I think that, if you want to determine information on the energy of a reaction, it is better to use the Eyring equation, because it has no fudge factors in it. I'll give it below, just for completeness, but I'll stop before I'll go off topic.

\begin{align} \text{Arrhenius: } k_1 = \!\! \qquad A \!\! \qquad & e^{-\frac{E_a }{R T}}\\ \text{Arrhenius: } k_1 = \,\, \frac{k_\mathrm{B}T}{h} \,\, \mathrm{e}^{-{\frac {\Delta G^\ddagger}{RT}}} \end{align}

$$k={\frac {k_{{\mathrm {B}}}T}{h}}{\mathrm {e}}^{{-{\frac {\Delta G^{\ddagger }}{RT}}}}$$

## Solution 3:

Activation energy ($E_\mathrm a$) is temperature independent, and activation free energy ($G_\mathrm a$) is temperature dependent. If we analyze Erying's transition state theory, or the statistical mechanical treatment of free energy it will become obvious.
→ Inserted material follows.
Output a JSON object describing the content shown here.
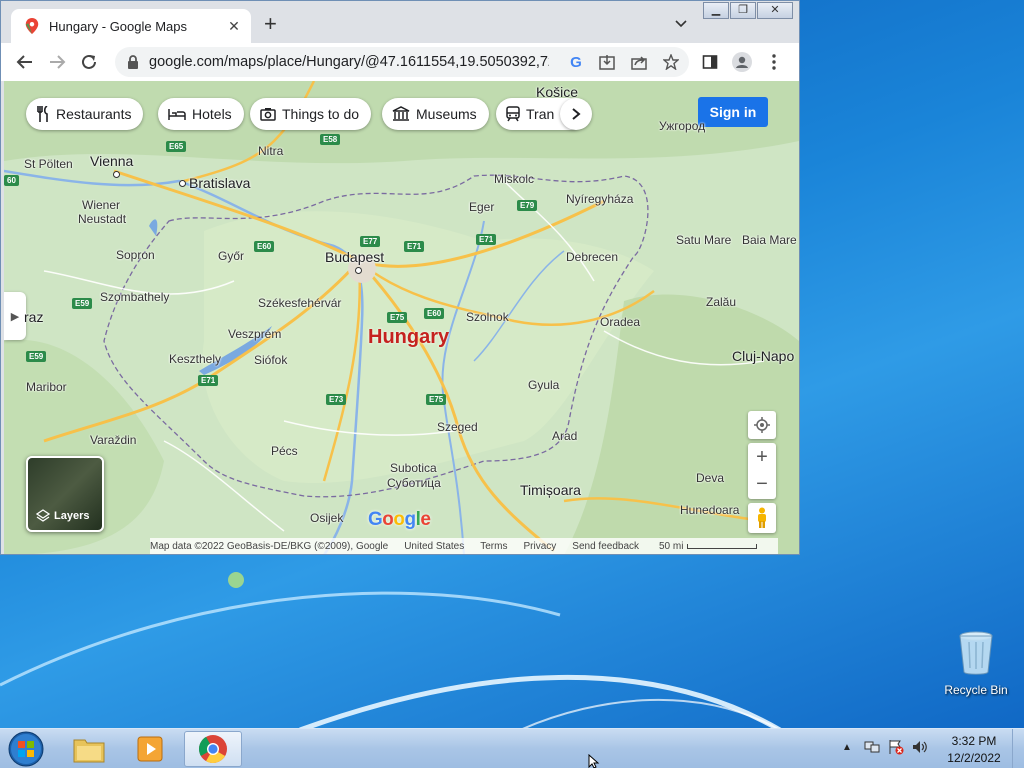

For a generic reaction

$$\ce{A + B <=> \{AB\}^\ddagger -> P}$$

we have

\begin{align} k_\mathrm{forward} &= \frac{k_\mathrm{B}T}{h}\cdot \frac{\widetilde{q}_{\ce{AB^\ddagger}}(T)}{q_\ce{A}(T)q_\ce{B}(T)}\cdot \exp\left(-\frac{E_\mathrm a}{k_\mathrm{B}T}\right) \\[6 pt] &= \frac{k_\mathrm{B}T}{h}\cdot\exp\left(-\frac{G_\mathrm a}{k_\mathrm{B}T}\right) \end{align}

So here we have two different contribution to free energy. One is entropic or temperature dependent contribution that comes from vibrational, rotational, and translational partition function, and temperature independent contribution from electronic partition function. Electronic contribution or activation energy is temperature independent (though all the electronic structure software use elevated temperature to find the electronic energy, but later they all extrapolate it to $\pu{0 K}$). Even zero point energy is also temperature independent. Electronic partition function is temperature independent as long as they are in ground state.

## Solution 4:

Activation energy has a term that is proportional to temperature according to transition state theory (at least). This relies on the definition of activation energy as the parameter

$$E_\mathrm a = RT^2\left(\frac{\mathrm d \ln k}{\mathrm dT}\right)$$

For instance, for the bimolecular reaction $\ce{A + B -> P}$, we have $$E_\mathrm a = \Delta^{\ddagger}H^{\ominus} + nRT$$ where $\Delta^{\ddagger}H^{\ominus}$ is standard enthalpy of activation, and $n = 2$ for a gas-phase reaction and $1$ for a reaction in solution. That said, for many reactions, the activation enthalpy is much larger than $RT$ (which is ~$\pu{2.5 kJ/mol}$ at $\pu{300 K}$) and the activation energy can be approximately regarded as temperature independent.